Your pathway plan
You should have a pathway plan. This is a document created with your social worker that shows how you will move to independent living. It should state:
- how social services will support you and what other support is available
- what will happen if things don’t go according to the plan.
It should include where you will live, what money you will live on, and a plan for your education, training or employment. Social services must review your plan every six months and update it if your needs change.
Personal advisor
Your pathway plan should tell you who will help you after you leave care. This is your ‘personal adviser’. Social services should keep your plan up to date and give you a personal adviser until your 21st birthday, or until your 25th birthday if you ask for this, or until your education or training ends if that is later. If you don’t know who your personal adviser is, contact the social services area who looked after you. Or, ring Coram Voice for advice, on freephone number 0808 800 5792.
Staying put
If your foster family agree, you could continue to live with them. Social services should provide advice, assistance, and support to ensure this arrangement works.
The P2i service
The P2i service offers support for homeless and vulnerable young people aged between 16 to 25 and can help with:
- Emergency accommodation – if you are in a housing crisis and need accommodation at very short notice
- Time to Talk – mediation to help to rebuild connections with family where that is appropriate
- Supported accommodation – a range of accommodation in Taunton, Minehead, Bridgwater, Frome, Street and Yeovil. Generally, the accommodation will be laid out in such a way that you have your own bedroom but share other facilities with other young people. Some of the accommodation is staffed 24 hours a day whilst some is generally unstaffed but with regular visits from support workers
- Support in finding housing, maintaining accommodation, helping with benefit claims, setting up utilities, managing money and so on
- Tenant Accreditation Scheme – to help give young people the knowledge and skills they will need in order to live independently
- Partnership working – close working relationships with colleagues in Children’s Social Care and other agencies (including services that can provide support with mental health, training and education, drug and alcohol misuse and so on)

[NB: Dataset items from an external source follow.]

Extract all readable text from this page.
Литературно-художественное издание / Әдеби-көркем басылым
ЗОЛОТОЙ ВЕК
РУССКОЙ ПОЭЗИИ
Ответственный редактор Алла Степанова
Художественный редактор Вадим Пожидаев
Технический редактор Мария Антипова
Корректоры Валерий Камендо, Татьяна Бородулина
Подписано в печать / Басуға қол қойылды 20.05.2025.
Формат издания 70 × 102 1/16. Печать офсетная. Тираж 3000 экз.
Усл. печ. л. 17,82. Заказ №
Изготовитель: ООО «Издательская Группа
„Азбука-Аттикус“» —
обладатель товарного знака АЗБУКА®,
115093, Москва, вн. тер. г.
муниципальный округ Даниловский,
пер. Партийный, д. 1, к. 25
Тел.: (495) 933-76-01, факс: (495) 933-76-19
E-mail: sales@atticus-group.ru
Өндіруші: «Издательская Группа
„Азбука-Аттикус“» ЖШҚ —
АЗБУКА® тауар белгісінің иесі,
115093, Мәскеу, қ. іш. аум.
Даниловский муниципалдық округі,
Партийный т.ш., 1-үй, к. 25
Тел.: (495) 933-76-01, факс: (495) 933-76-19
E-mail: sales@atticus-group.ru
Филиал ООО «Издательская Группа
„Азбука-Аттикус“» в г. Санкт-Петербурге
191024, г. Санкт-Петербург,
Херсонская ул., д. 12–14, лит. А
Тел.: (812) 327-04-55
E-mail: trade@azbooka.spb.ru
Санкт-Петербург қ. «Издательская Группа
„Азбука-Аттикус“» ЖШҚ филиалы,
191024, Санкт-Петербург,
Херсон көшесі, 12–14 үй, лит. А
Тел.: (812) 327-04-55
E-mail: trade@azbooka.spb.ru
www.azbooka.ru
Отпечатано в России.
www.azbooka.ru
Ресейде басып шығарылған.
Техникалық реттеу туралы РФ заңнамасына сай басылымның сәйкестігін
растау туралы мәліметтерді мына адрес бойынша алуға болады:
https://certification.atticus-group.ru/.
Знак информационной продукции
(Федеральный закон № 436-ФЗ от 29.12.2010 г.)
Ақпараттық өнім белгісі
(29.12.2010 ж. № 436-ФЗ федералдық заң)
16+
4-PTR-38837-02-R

Finding private rented accommodation
There is a variety of private rented accommodation available throughout Somerset depending on your needs.
If you are on a low income you may be entitled to help with your housing costs through Universal Credit. How much you receive will depend on your age and circumstances.
If you are a care leaver and under 25 or you have spent 3 months or more in a hostel or refuge, you may be entitled to the one bed Local Housing Allowance (LHA) rate as opposed to the Shared Accommodation rate.
Homefinder Somerset
As a care leaver, you will receive a gold band priority on Homefinder Somerset if you are living in a short-term, supported housing project within Somerset and are deemed ready to ‘move on’ into independent accommodation.